La Turquie doit-elle rejoindre le cercle des Vingt-Cinq ? À l’approche du Conseil européen de décembre dernier, la question semblait tourmenter tant les opinions publiques que les cercles politiques européens. On aura rarement vu candidature à l’Europe susciter une telle passion. L’intégration récente, et en une seule fois, de dix nouveaux membres, dont d’anciens pays communistes, avait bien moins alimenté le débat. Comment, objectivement, expliquer les réticences qui se sont manifestées au grand jour, et avec une hargne assez inhabituelle pour un sujet de nature européenne ?
Manifestement, le « problème kurde » et la situation générale des droits humains peuvent légitimer ces réserves.

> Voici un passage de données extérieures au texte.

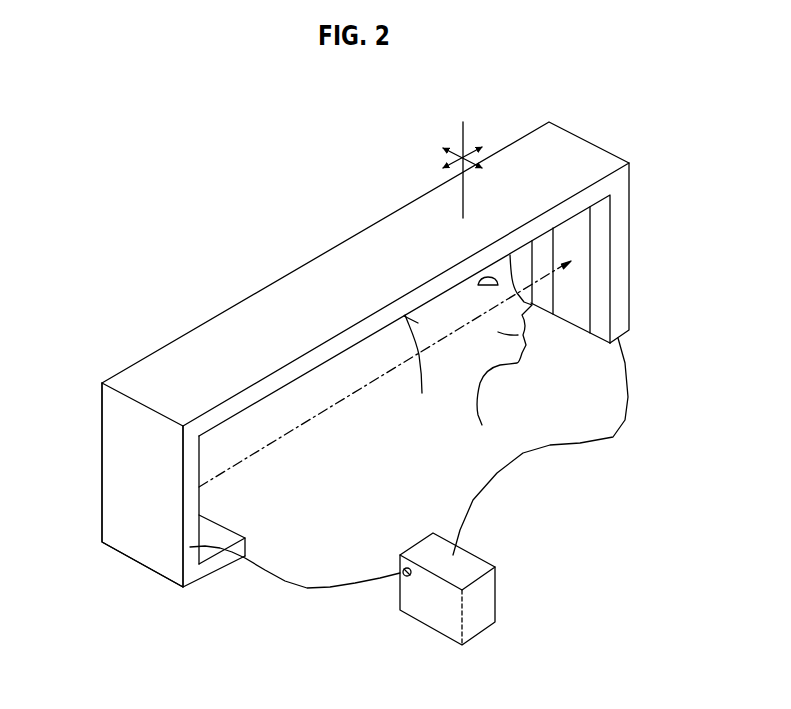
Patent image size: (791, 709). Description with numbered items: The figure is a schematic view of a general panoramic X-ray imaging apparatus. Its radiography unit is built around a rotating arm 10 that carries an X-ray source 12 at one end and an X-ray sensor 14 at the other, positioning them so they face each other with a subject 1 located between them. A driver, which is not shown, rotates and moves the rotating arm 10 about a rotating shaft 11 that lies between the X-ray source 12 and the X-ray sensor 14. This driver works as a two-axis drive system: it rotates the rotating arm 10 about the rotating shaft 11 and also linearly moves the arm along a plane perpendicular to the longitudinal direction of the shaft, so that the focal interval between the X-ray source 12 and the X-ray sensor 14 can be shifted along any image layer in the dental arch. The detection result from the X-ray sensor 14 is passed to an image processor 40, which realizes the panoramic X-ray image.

Des progrès ont bien entendu été réalisés par les autorités turques, qui ont notamment aboli la peine de mort, mais leur bilan en matière de lutte contre la torture, de justice, de libertés d’opinion et d’association semble beaucoup plus mitigé.
Ces faiblesses démocratiques turques constituent généralement l’épine dorsale des argumentaires anti-adhésion. On pourrait s’en féliciter, si l’on n’avait l’amère impression que leur discours sur les droits humains et la démocratie n’était mis au service de considérations moins défendables, et surtout moins avouables. La hantise, par exemple, qu’un État de 70 millions de musulmans rejoigne « l’Europe chrétienne », ou la peur de voir les pays européens les plus prospères envahis par des hordes de travailleurs turcs.
En décembre, on a donc pu surprendre des personnalités politiques, qui s’étaient jusqu’alors davantage manifestées par leurs velléités à assurer l’ordre intérieur, se préoccuper subitement du sort des femmes turques ou de l’état des prisons de Diyarbakir. S’il n’appartient pas à Amnesty de se prononcer sur l’adhésion turque à l’UE, on ne peut rester sans réaction à l’instrumentalisation à des fins politiques des informations et autres rapports sur la situation des droits humains.